Cour d’appel de Paris, le 16 janvier 2024, n°23/09965

Sommaire rédigé par l’IA

Cour d’appel de Paris, le 16 janvier 2024, n°23/09965

L’affaire concerne un appel interjeté par S.A.S. ACBD FITNESS contre une ordonnance de référé du 19 avril 2023, qui a ordonné l’expulsion de la société ABDC Fitness des locaux et a constaté l’acquisition de la clause résolutoire.

La cour constate l’interruption de l’instance et imparti un délai jusqu’au 3 juin 2023 pour reprendre l’instance, renvoyant l’examen de l’affaire à l’audience de procédure du 13 juin 2024 à 10 h.

Article rédigé par l’IA

Commentaire d’arrêt juridique

1°) Le sens de la décision

La décision rendue par la Cour d’appel de Paris le 16 janvier 2024 concerne une demande en paiement des loyers et charges, ainsi qu’une demande de résiliation de bail et d’expulsion. La cour a constaté l’interruption de l’instance en raison d’une procédure de redressement judiciaire ouverte à l’égard de la société ABDC Fitness, appelante. Cette interruption est conforme à l’article 369 du code de procédure civile, qui dispose que l’instance est suspendue lorsque la liquidation judiciaire est prononcée. Ainsi, la cour invite les parties à reprendre l’instance dans un délai déterminé, faute de quoi l’affaire sera radiée.

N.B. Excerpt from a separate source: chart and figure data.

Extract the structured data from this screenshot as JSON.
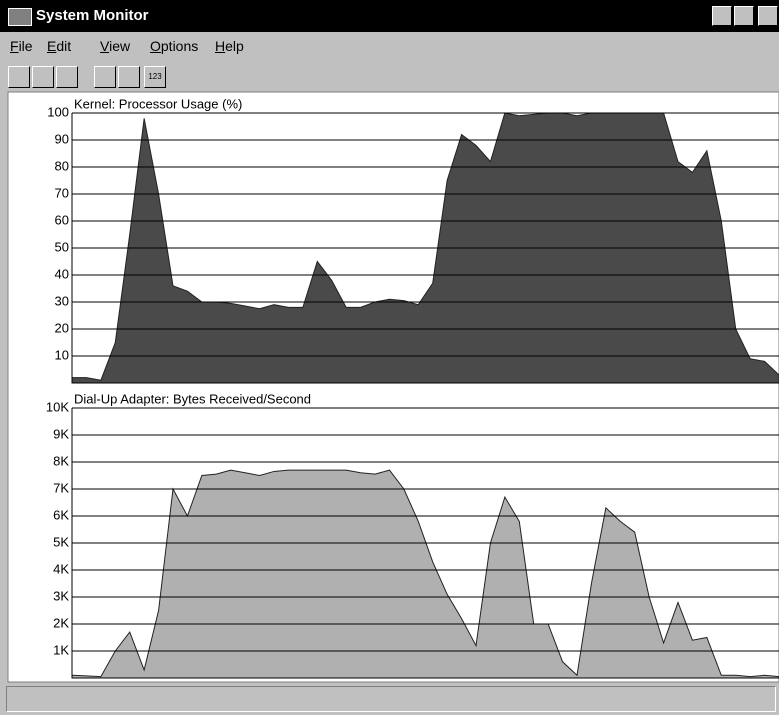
{
  "window": {
    "title": "System Monitor"
  },
  "menu": [
    "File",
    "Edit",
    "View",
    "Options",
    "Help"
  ],
  "toolbar_label": "123",
  "chart_data": [
    {
      "type": "area",
      "title": "Kernel: Processor Usage (%)",
      "color": "#4a4a4a",
      "ylim": [
        0,
        100
      ],
      "yticks": [
        10,
        20,
        30,
        40,
        50,
        60,
        70,
        80,
        90,
        100
      ],
      "grid": true,
      "values": [
        2,
        2,
        1,
        15,
        55,
        98,
        70,
        36,
        34,
        30,
        30,
        29.5,
        28.5,
        27.5,
        29,
        28,
        28,
        45,
        38,
        28,
        28,
        30,
        31,
        30.5,
        29,
        37,
        75,
        92,
        88,
        82,
        100,
        99,
        99.5,
        100,
        100,
        99,
        100,
        100,
        100,
        100,
        100,
        100,
        82,
        78,
        86,
        60,
        20,
        9,
        8,
        3
      ]
    },
    {
      "type": "area",
      "title": "Dial-Up Adapter: Bytes Received/Second",
      "color": "#b0b0b0",
      "ylim": [
        0,
        10000
      ],
      "yticks": [
        {
          "value": 1000,
          "label": "1K"
        },
        {
          "value": 2000,
          "label": "2K"
        },
        {
          "value": 3000,
          "label": "3K"
        },
        {
          "value": 4000,
          "label": "4K"
        },
        {
          "value": 5000,
          "label": "5K"
        },
        {
          "value": 6000,
          "label": "6K"
        },
        {
          "value": 7000,
          "label": "7K"
        },
        {
          "value": 8000,
          "label": "8K"
        },
        {
          "value": 9000,
          "label": "9K"
        },
        {
          "value": 10000,
          "label": "10K"
        }
      ],
      "grid": true,
      "values": [
        100,
        80,
        50,
        1000,
        1700,
        300,
        2500,
        7000,
        6000,
        7500,
        7550,
        7700,
        7600,
        7500,
        7650,
        7700,
        7700,
        7700,
        7700,
        7700,
        7600,
        7550,
        7700,
        7000,
        5800,
        4300,
        3100,
        2200,
        1200,
        5000,
        6700,
        5800,
        2000,
        2000,
        600,
        100,
        3500,
        6300,
        5800,
        5400,
        3000,
        1300,
        2800,
        1400,
        1500,
        100,
        100,
        50,
        100,
        50
      ]
    }
  ]
}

Le sens de la décision est clair : la Cour d’appel, en constatant l’interruption, reconnaît l’impact de la situation financière de l’appelante sur la procédure en cours. Il est essentiel de noter que la décision de la cour n’affirme pas ou ne conteste pas le fond de l’affaire, mais se concentre sur la procédure et l’effet du jugement de redressement.

2°) La valeur de la décision

La valeur de cette décision réside dans son respect des principes fondamentaux du droit procédural. En interrompant l’instance, la cour protège les droits de l’appelante en période de redressement judiciaire, ce qui préserve l’équilibre entre les parties. Toutefois, l’arrêt pourrait être critiqué pour son manque de clarté sur les conséquences pratiques de cette interruption pour les parties, notamment en ce qui concerne leur capacité à poursuivre leurs droits respectifs.

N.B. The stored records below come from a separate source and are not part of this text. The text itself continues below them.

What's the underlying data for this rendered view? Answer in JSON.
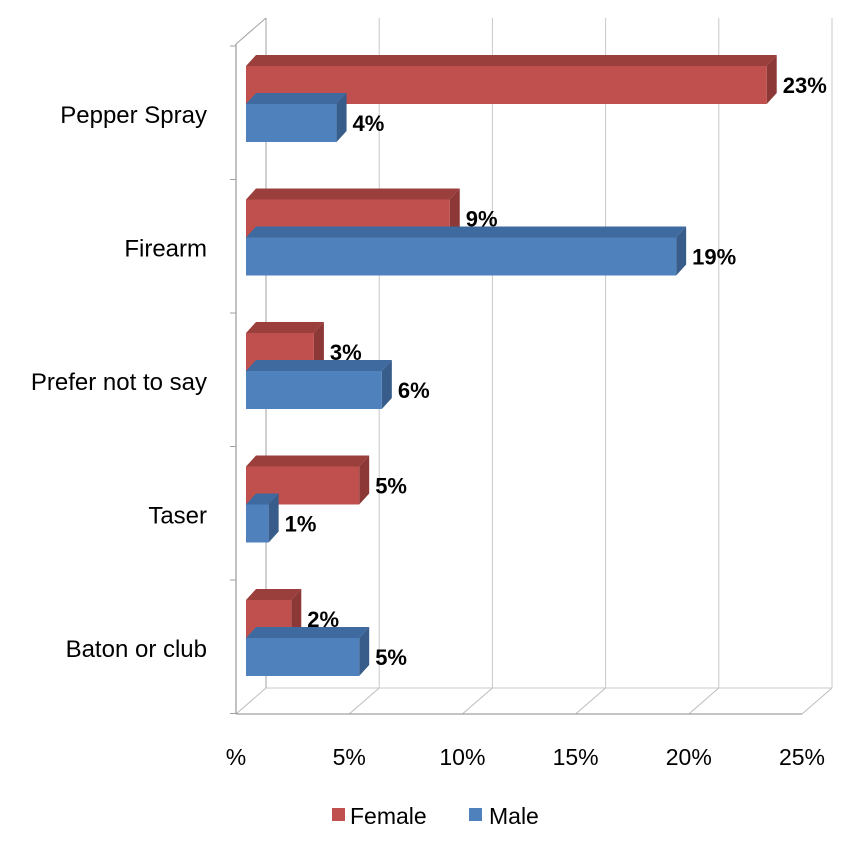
{
  "chart_data": {
    "type": "bar",
    "orientation": "horizontal",
    "style": "3d-clustered",
    "categories": [
      "Pepper Spray",
      "Firearm",
      "Prefer not to say",
      "Taser",
      "Baton or club"
    ],
    "series": [
      {
        "name": "Female",
        "values": [
          23,
          9,
          3,
          5,
          2
        ],
        "labels": [
          "23%",
          "9%",
          "3%",
          "5%",
          "2%"
        ],
        "color": "#c0504d",
        "side_color": "#8c3836",
        "top_color": "#9b3f3c"
      },
      {
        "name": "Male",
        "values": [
          4,
          19,
          6,
          1,
          5
        ],
        "labels": [
          "4%",
          "19%",
          "6%",
          "1%",
          "5%"
        ],
        "color": "#4f81bd",
        "side_color": "#385d8a",
        "top_color": "#3f6aa0"
      }
    ],
    "xlim": [
      0,
      25
    ],
    "ticks": [
      0,
      5,
      10,
      15,
      20,
      25
    ],
    "tick_labels": [
      "%",
      "5%",
      "10%",
      "15%",
      "20%",
      "25%"
    ],
    "title": "",
    "xlabel": "",
    "ylabel": "",
    "grid": true,
    "legend_position": "bottom"
  }
}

Cette décision illustre également la difficulté rencontrée par les juridictions dans le traitement des affaires impliquant des procédures collectives. La nécessité de concilier le droit des créanciers avec les droits du débiteur en redressement judiciaire reste un défi constant pour les juges.

3°) La portée de la décision

La portée de cette décision est significative en ce qu’XXX établit un précédent concernant la manière dont les cours d’appel traitent les instances en cours lorsque l’une des parties est soumise à une procédure de redressement judiciaire. XXX réaffirme le principe selon lequel les procédures judiciaires doivent s’adapter aux circonstances exceptionnXXXs des débiteurs en difficulté, ce qui est crucial pour maintenir la confiance dans le système judiciaire.

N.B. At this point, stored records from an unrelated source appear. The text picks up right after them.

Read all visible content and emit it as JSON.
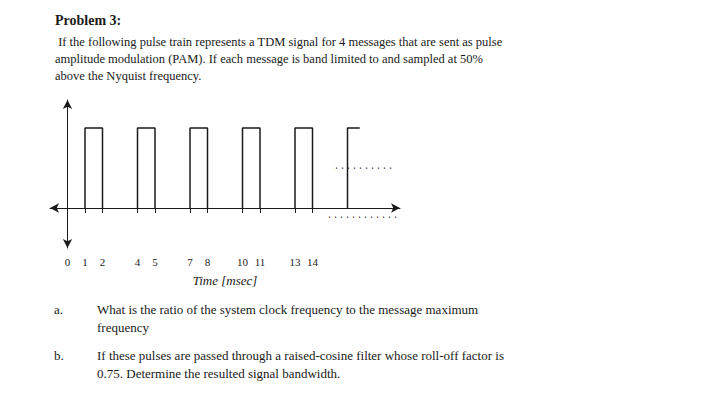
{
  "chart_data": {
    "type": "line",
    "title": "Problem 3:",
    "subtitle": " If the following pulse train represents a TDM signal for 4 messages that are sent as pulse\namplitude modulation (PAM). If each message is band limited to and sampled at 50%\nabove the Nyquist frequency.",
    "x_label": "Time [msec]",
    "x": [
      1,
      1,
      2,
      2,
      2,
      4,
      4,
      5,
      5,
      5,
      7,
      7,
      8,
      8,
      8,
      10,
      10,
      11,
      11,
      11,
      13,
      13,
      14,
      14,
      14,
      16,
      16,
      16.7
    ],
    "values": [
      0,
      1.0,
      1.0,
      0,
      null,
      0,
      1.0,
      1.0,
      0,
      null,
      0,
      1.0,
      1.0,
      0,
      null,
      0,
      1.0,
      1.0,
      0,
      null,
      0,
      1.0,
      1.0,
      0,
      null,
      0,
      1.0,
      1.0
    ],
    "color": "#1a1a1a",
    "xlim": [
      -1.0,
      19.0
    ],
    "ylim": [
      -0.5,
      1.35
    ],
    "xticks": [
      0,
      1,
      2,
      4,
      5,
      7,
      8,
      10,
      11,
      13,
      14
    ],
    "tick_labels": "x",
    "grid": false,
    "annotations": [
      {
        "text": "..........",
        "x": 15.2,
        "y": 0.52
      },
      {
        "text": "............",
        "x": 14.8,
        "y": -0.09
      },
      {
        "text": "a."
      },
      {
        "text": "What is the ratio of the system clock frequency to the message maximum\nfrequency"
      },
      {
        "text": "b."
      },
      {
        "text": "If these pulses are passed through a raised-cosine filter whose roll-off factor is\n0.75. Determine the resulted signal bandwidth."
      }
    ]
  }
}
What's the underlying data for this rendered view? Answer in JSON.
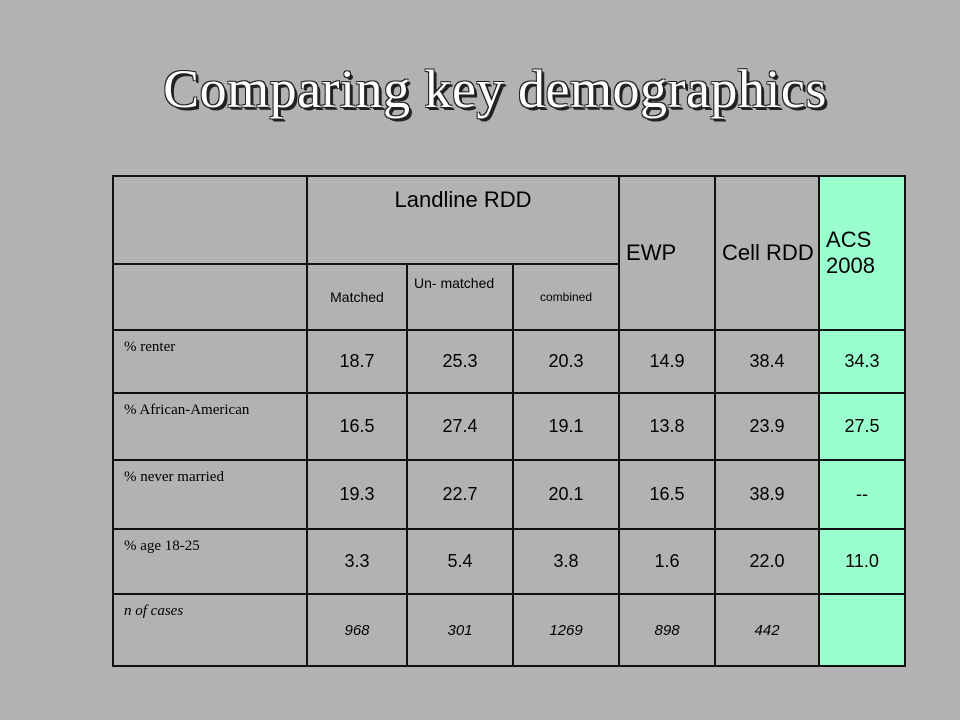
{
  "title": "Comparing key demographics",
  "header": {
    "landline": "Landline RDD",
    "ewp": "EWP",
    "cell": "Cell RDD",
    "acs": "ACS 2008",
    "matched": "Matched",
    "unmatched": "Un- matched",
    "combined": "combined"
  },
  "rows": [
    {
      "label": "% renter",
      "values": [
        "18.7",
        "25.3",
        "20.3",
        "14.9",
        "38.4",
        "34.3"
      ]
    },
    {
      "label": "% African-American",
      "values": [
        "16.5",
        "27.4",
        "19.1",
        "13.8",
        "23.9",
        "27.5"
      ]
    },
    {
      "label": "% never married",
      "values": [
        "19.3",
        "22.7",
        "20.1",
        "16.5",
        "38.9",
        "--"
      ]
    },
    {
      "label": "% age 18-25",
      "values": [
        "3.3",
        "5.4",
        "3.8",
        "1.6",
        "22.0",
        "11.0"
      ]
    }
  ],
  "cases": {
    "label": "n of cases",
    "values": [
      "968",
      "301",
      "1269",
      "898",
      "442",
      ""
    ]
  },
  "colors": {
    "background": "#b2b2b2",
    "acs_column": "#99ffcc",
    "title": "#ffffff"
  }
}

En conclusion, bien que cette décision ne tranche pas le litige de fond, XXX met en lumière la nécessité d’une gestion prudente des procédures judiciaires face à des situations complexes comme le redressement judiciaire. XXX rappXXX que le droit procédural doit s’assurer que les droits de toutes les parties sont respectés tout en permettant une gestion appropriée des affaires en difficulté financière.

Texte intégral de la décision

Source : Cour de cassation – Base Open Data « Judilibre » & « Légifrance ».

Laisser un commentaire

En savoir plus sur Avocats en droit immobilier et droit des affaires - Kohen Avocats

Abonnez-vous pour poursuivre la lecture et avoir accès à l’ensemble des archives.